Снаружи проехал фургон продавца тофу. Он предлагал свой товар через громкоговоритель.

Меня снова замутило, совсем как прошлой ночью. Этот человек, стоявший напротив, не успокоится, пока не заполучит скальп Юдзи.

– Возвращайся домой, Мэри, – сказал он. – Возвращайся в Англию. Мне говорили, что ты славная девчонка. Держись подальше от неприятностей. И в полицию не обращайся. Они не будут помогать тебе. Тебе повезет, если они просто вышлют тебя из страны.

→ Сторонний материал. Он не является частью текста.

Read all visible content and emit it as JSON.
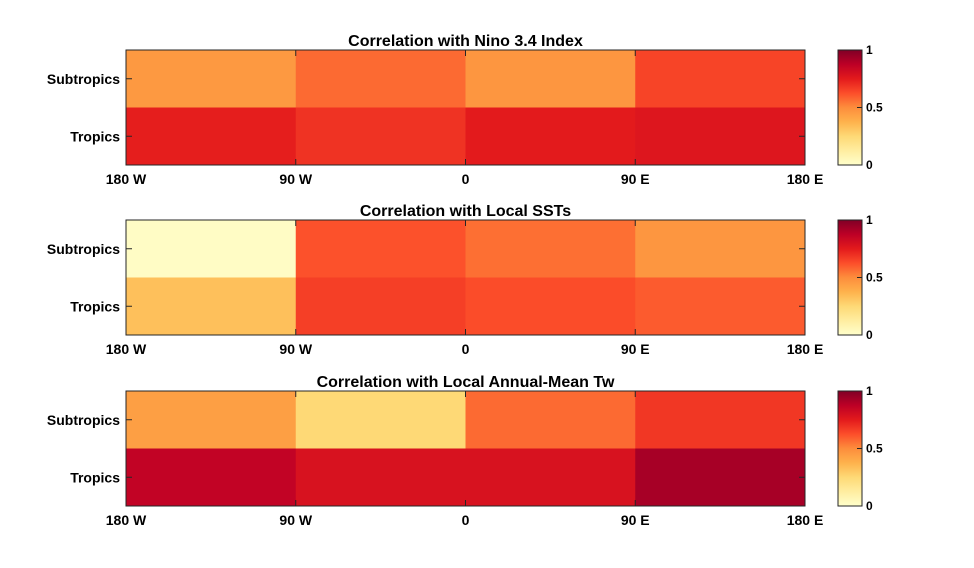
{
  "chart_data": [
    {
      "type": "heatmap",
      "title": "Correlation with Nino 3.4 Index",
      "x_tick_labels": [
        "180 W",
        "90 W",
        "0",
        "90 E",
        "180 E"
      ],
      "y_categories": [
        "Subtropics",
        "Tropics"
      ],
      "x_bins": [
        "180 W-90 W",
        "90 W-0",
        "0-90 E",
        "90 E-180 E"
      ],
      "values": [
        [
          0.46,
          0.57,
          0.47,
          0.65
        ],
        [
          0.74,
          0.69,
          0.75,
          0.77
        ]
      ],
      "colorbar": {
        "min": 0,
        "max": 1,
        "ticks": [
          "0",
          "0.5",
          "1"
        ]
      }
    },
    {
      "type": "heatmap",
      "title": "Correlation with Local SSTs",
      "x_tick_labels": [
        "180 W",
        "90 W",
        "0",
        "90 E",
        "180 E"
      ],
      "y_categories": [
        "Subtropics",
        "Tropics"
      ],
      "x_bins": [
        "180 W-90 W",
        "90 W-0",
        "0-90 E",
        "90 E-180 E"
      ],
      "values": [
        [
          0.02,
          0.62,
          0.56,
          0.47
        ],
        [
          0.33,
          0.66,
          0.63,
          0.6
        ]
      ],
      "colorbar": {
        "min": 0,
        "max": 1,
        "ticks": [
          "0",
          "0.5",
          "1"
        ]
      }
    },
    {
      "type": "heatmap",
      "title": "Correlation with Local Annual-Mean Tw",
      "x_tick_labels": [
        "180 W",
        "90 W",
        "0",
        "90 E",
        "180 E"
      ],
      "y_categories": [
        "Subtropics",
        "Tropics"
      ],
      "x_bins": [
        "180 W-90 W",
        "90 W-0",
        "0-90 E",
        "90 E-180 E"
      ],
      "values": [
        [
          0.44,
          0.25,
          0.57,
          0.68
        ],
        [
          0.86,
          0.79,
          0.79,
          0.92
        ]
      ],
      "colorbar": {
        "min": 0,
        "max": 1,
        "ticks": [
          "0",
          "0.5",
          "1"
        ]
      }
    }
  ],
  "colormap": [
    "#ffffcc",
    "#ffeda0",
    "#fed976",
    "#feb24c",
    "#fd8d3c",
    "#fc4e2a",
    "#e31a1c",
    "#bd0026",
    "#800026"
  ]
}
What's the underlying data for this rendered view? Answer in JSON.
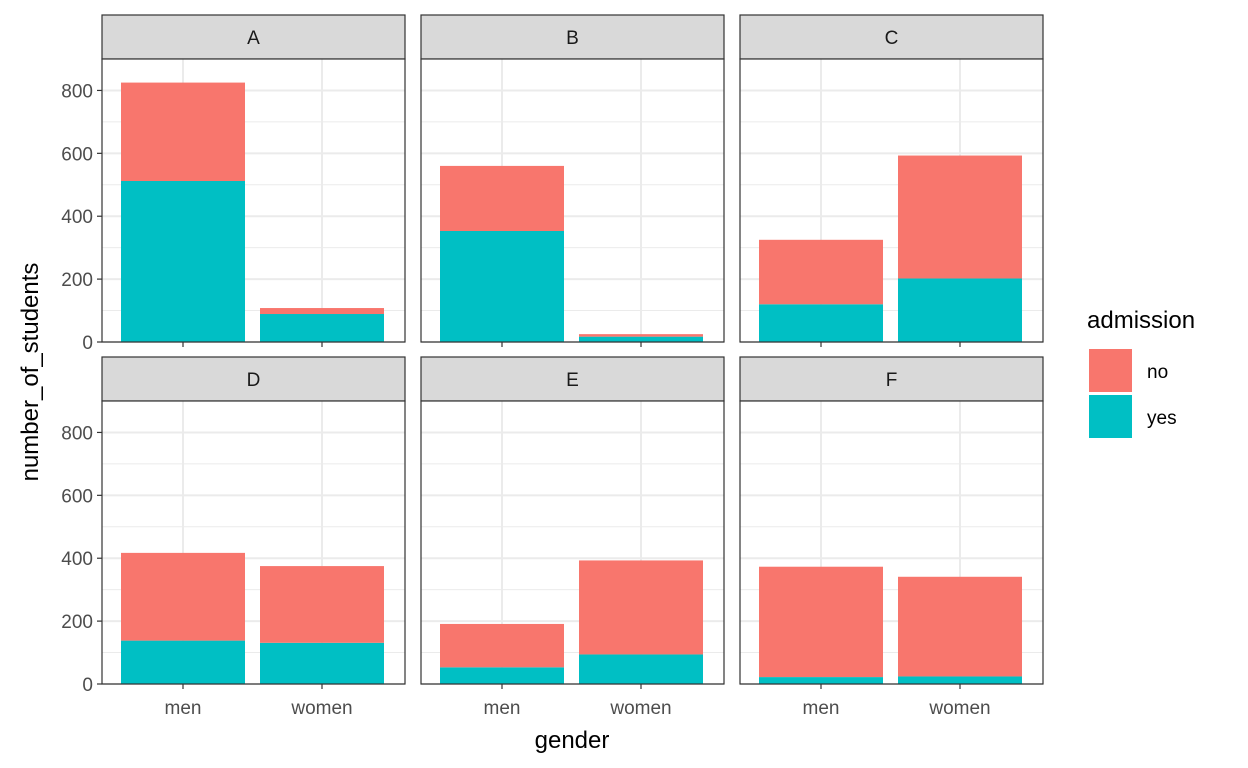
{
  "chart_data": {
    "type": "bar",
    "stacked": true,
    "facet_by": "department",
    "panels": [
      {
        "label": "A",
        "series": [
          {
            "name": "no",
            "values": [
              313,
              19
            ]
          },
          {
            "name": "yes",
            "values": [
              512,
              89
            ]
          }
        ]
      },
      {
        "label": "B",
        "series": [
          {
            "name": "no",
            "values": [
              207,
              8
            ]
          },
          {
            "name": "yes",
            "values": [
              353,
              17
            ]
          }
        ]
      },
      {
        "label": "C",
        "series": [
          {
            "name": "no",
            "values": [
              205,
              391
            ]
          },
          {
            "name": "yes",
            "values": [
              120,
              202
            ]
          }
        ]
      },
      {
        "label": "D",
        "series": [
          {
            "name": "no",
            "values": [
              279,
              244
            ]
          },
          {
            "name": "yes",
            "values": [
              138,
              131
            ]
          }
        ]
      },
      {
        "label": "E",
        "series": [
          {
            "name": "no",
            "values": [
              138,
              299
            ]
          },
          {
            "name": "yes",
            "values": [
              53,
              94
            ]
          }
        ]
      },
      {
        "label": "F",
        "series": [
          {
            "name": "no",
            "values": [
              351,
              317
            ]
          },
          {
            "name": "yes",
            "values": [
              22,
              24
            ]
          }
        ]
      }
    ],
    "categories": [
      "men",
      "women"
    ],
    "xlabel": "gender",
    "ylabel": "number_of_students",
    "ylim": [
      0,
      900
    ],
    "yticks": [
      0,
      200,
      400,
      600,
      800
    ],
    "grid": true,
    "legend": {
      "title": "admission",
      "position": "right",
      "entries": [
        {
          "label": "no",
          "color": "#F8766D"
        },
        {
          "label": "yes",
          "color": "#00BFC4"
        }
      ]
    },
    "colors": {
      "no": "#F8766D",
      "yes": "#00BFC4",
      "strip_fill": "#D9D9D9",
      "panel_border": "#333333",
      "grid": "#EBEBEB"
    }
  }
}
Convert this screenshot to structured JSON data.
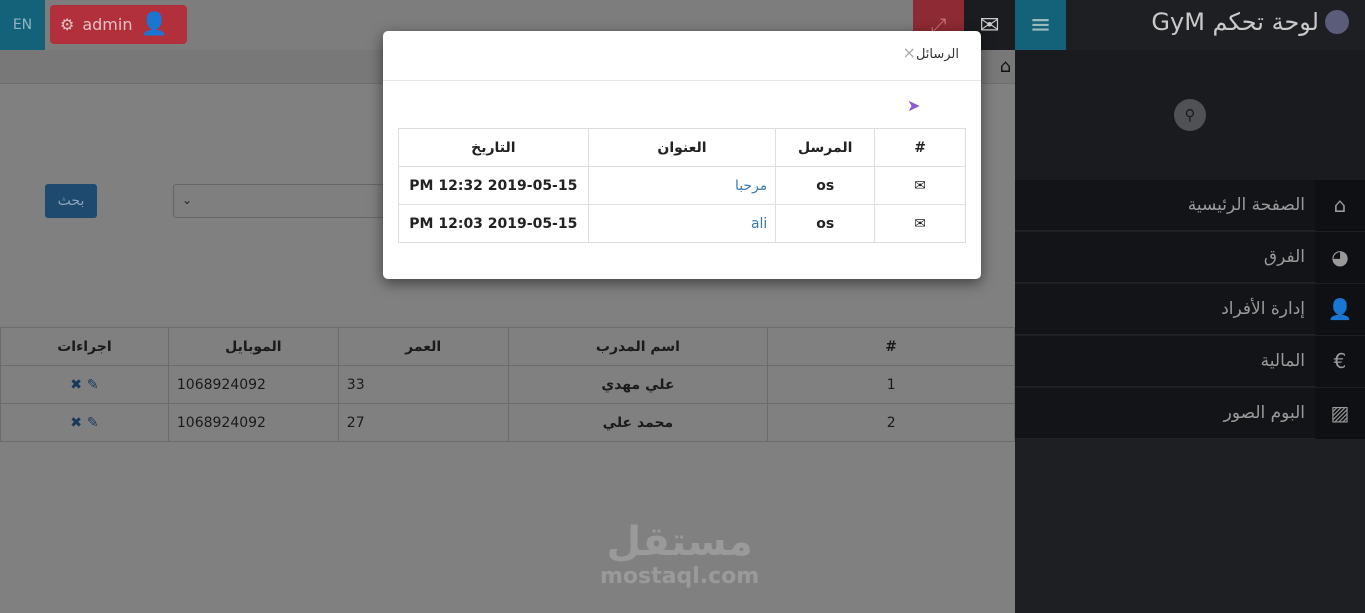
{
  "header": {
    "lang": "EN",
    "user": "admin",
    "expand_icon": "expand-icon",
    "mail_icon": "envelope-icon"
  },
  "sidebar": {
    "brand": "لوحة تحكم GyM",
    "items": [
      {
        "label": "الصفحة الرئيسية",
        "icon": "home-icon",
        "glyph": "⌂"
      },
      {
        "label": "الفرق",
        "icon": "globe-icon",
        "glyph": "◕"
      },
      {
        "label": "إدارة الأفراد",
        "icon": "user-icon",
        "glyph": "👤"
      },
      {
        "label": "المالية",
        "icon": "euro-icon",
        "glyph": "€"
      },
      {
        "label": "البوم الصور",
        "icon": "picture-icon",
        "glyph": "▨"
      }
    ]
  },
  "search": {
    "button": "بحث",
    "select_value": ""
  },
  "table": {
    "headers": [
      "#",
      "اسم المدرب",
      "العمر",
      "الموبايل",
      "اجراءات"
    ],
    "rows": [
      [
        "1",
        "علي مهدي",
        "33",
        "1068924092"
      ],
      [
        "2",
        "محمد علي",
        "27",
        "1068924092"
      ]
    ]
  },
  "modal": {
    "title": "الرسائل",
    "close": "×",
    "headers": [
      "#",
      "المرسل",
      "العنوان",
      "التاريخ"
    ],
    "rows": [
      {
        "sender": "os",
        "title": "مرحبا",
        "date": "PM 12:32 2019-05-15"
      },
      {
        "sender": "os",
        "title": "ali",
        "date": "PM 12:03 2019-05-15"
      }
    ]
  },
  "watermark": {
    "arabic": "مستقل",
    "latin": "mostaql.com"
  },
  "colors": {
    "teal": "#14617a",
    "red": "#b1303b",
    "sidebar": "#1e1f23",
    "link": "#3a7bb0",
    "send": "#8a5ad6"
  }
}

Получив позволение уйти, я развернулась и направилась к выходу. Я дрожала, меня шатало из стороны в сторону. Я должна бежать отсюда, должна найти Юдзи и убедиться в том, что он жив. У двери я услышала голос.

– Постой.

Я остановилась, но не обернулась. Мысленным взором я видела пистолет. Железная штуковина, приносящая смерть. Нацеленная прямо мне в спину.

– Если увидишь своего приятеля, – проговорил мужчина с изуродованным лицом, – скажи ему, что Хиро вернулся.

Стоя к нему спиной, я кивнула и выскочила в прохладу коридора.